Bloch argues that sexual jealousy is analogous to Marie's fear of misappropriation, that just as "Marie is deviled by the linguistic duplicity of words, no matter how finely they are assembled, are unfaithful, they betray" (45), so are the husbands also aware of the potential duplicity of their wives - they may be both faithful or adulterous. Such suspicion translates into a desire to control or master - to lock into a tower, say - but Marie, from the onset, admits that she cannot totally master language. She states in the Prologue that the reader has a role to play in the acquisition of meaning, that meaning is something that happens in the space between the text and reader and not inherent in the words themselves. She cannot master language just as many of the husbands cannot control their wives. The absence of a name, the absence of a fixed meaning, could suggest to the reader that total mastery and control of anything, really, is impossible. The women, while not fixed in a name, are, concurrently, also not mastered. They are not mastered through language nor through their husbands' actions.

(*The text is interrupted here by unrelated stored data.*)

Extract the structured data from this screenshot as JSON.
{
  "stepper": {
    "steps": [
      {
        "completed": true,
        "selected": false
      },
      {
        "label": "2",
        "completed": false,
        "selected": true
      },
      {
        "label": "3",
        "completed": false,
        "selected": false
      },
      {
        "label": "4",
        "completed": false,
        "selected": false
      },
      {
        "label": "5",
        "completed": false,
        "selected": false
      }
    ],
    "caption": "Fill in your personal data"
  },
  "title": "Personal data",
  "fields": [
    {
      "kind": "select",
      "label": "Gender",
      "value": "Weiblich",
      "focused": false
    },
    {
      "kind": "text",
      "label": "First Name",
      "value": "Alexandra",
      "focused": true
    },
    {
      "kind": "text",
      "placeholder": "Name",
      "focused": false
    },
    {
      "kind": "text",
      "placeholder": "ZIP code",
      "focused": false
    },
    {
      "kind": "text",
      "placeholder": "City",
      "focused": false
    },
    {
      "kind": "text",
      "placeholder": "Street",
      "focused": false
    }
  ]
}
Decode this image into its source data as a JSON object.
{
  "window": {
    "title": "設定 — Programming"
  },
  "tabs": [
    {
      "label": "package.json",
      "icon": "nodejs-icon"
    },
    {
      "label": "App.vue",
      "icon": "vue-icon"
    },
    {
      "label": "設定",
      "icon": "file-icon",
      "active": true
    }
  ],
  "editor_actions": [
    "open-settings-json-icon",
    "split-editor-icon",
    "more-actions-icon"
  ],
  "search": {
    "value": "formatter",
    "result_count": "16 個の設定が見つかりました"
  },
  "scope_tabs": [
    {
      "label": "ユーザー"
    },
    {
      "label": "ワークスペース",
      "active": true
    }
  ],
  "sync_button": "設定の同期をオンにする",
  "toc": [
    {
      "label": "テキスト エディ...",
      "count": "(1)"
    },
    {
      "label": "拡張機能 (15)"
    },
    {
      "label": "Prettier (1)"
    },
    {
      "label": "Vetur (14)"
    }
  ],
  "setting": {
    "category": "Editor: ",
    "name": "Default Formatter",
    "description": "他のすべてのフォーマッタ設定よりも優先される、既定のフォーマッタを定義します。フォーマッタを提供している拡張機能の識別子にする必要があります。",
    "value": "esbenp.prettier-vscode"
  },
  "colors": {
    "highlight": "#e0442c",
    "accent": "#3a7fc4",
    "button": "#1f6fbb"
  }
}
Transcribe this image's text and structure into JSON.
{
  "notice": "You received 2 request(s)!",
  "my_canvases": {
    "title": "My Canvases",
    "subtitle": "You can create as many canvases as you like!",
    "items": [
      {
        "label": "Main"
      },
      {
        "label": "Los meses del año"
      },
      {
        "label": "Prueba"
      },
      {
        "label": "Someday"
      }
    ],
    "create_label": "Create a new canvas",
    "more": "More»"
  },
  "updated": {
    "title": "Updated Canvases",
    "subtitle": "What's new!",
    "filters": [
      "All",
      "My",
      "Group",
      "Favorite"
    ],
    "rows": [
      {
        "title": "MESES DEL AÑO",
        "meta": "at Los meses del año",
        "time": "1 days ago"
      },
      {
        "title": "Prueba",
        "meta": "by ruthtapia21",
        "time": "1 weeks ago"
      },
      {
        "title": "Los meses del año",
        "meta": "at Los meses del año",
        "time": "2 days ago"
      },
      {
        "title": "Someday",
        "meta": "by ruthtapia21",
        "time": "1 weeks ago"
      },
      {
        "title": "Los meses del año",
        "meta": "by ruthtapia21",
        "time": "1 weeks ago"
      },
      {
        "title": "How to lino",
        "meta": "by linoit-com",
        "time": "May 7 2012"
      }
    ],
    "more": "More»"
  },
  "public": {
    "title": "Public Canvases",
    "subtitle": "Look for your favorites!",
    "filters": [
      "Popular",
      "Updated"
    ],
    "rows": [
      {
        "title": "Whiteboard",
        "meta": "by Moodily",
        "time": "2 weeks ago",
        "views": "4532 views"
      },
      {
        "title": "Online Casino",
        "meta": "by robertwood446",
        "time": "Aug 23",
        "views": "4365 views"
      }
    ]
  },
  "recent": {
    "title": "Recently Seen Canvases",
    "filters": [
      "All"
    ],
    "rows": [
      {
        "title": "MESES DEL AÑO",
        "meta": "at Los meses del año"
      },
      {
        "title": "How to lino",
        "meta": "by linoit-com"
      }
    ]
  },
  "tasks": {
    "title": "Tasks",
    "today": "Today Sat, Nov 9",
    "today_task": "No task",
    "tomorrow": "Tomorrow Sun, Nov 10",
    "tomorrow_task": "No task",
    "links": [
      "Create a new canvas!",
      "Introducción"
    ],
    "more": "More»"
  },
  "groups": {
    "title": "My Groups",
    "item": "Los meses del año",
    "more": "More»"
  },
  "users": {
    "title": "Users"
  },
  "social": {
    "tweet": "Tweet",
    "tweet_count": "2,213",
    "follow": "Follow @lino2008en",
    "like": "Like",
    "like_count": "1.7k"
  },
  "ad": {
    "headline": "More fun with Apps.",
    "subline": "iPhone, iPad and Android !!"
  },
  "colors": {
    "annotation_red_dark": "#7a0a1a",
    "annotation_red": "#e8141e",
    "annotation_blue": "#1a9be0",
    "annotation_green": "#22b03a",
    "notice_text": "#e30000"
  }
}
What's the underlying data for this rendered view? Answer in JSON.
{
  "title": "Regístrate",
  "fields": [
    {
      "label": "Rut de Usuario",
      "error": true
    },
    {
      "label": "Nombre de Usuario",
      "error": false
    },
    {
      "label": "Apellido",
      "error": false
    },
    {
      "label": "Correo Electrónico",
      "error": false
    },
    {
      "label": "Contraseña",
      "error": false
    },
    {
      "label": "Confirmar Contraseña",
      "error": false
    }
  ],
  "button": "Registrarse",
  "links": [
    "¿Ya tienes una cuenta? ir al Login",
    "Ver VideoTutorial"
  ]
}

Admittedly, not being fixed in a name could just mean that you are expendable or interchangeable, which just takes us back to Prof. Wenthe's comment in class, but it could also mean that they, in some fashion, escape certain forms of mastery and control.

Wednesday, August 25, 2010

Marie de France in the Garden of Eden

The flesh and blood woman of Medieval Europe was often viewed as an evil temptress, ready to lead men into folly, as Eve did to Adam in the Garden of Eden, according to a selection by Angela Jane Weisl in Violence Against Women in Medieval Texts. With their social status so diminished, it can be argued that they are the largest group of “others” of their era.


But Marie de France flouts and perhaps parodies these notions in many of her Lais. In her stories, central female characters are often revered for their beauty. Love-struck knights eagerly served and attended to them. Even the maiden character in Guigemar, is portrayed as wise, as it is she who sets aside extra food for Guigemar and who urges him and his lady to proclaim their love for each other.


A striking religion-based example of this contrast between the real perceptions of women and Marie de France's portrayals came in Yonec, when the lady tells the knight she will only love him if can prove he believes in God. He complies and recounts the Garden of Eden. In his version of the story, however, Eve is not faulted.

He says: “I do believe in the Creator who set us free from the sorrow in which our ancestor Adam put us by biting the bitter apple.”


The lady, it goes without saying, accepts his entreaties.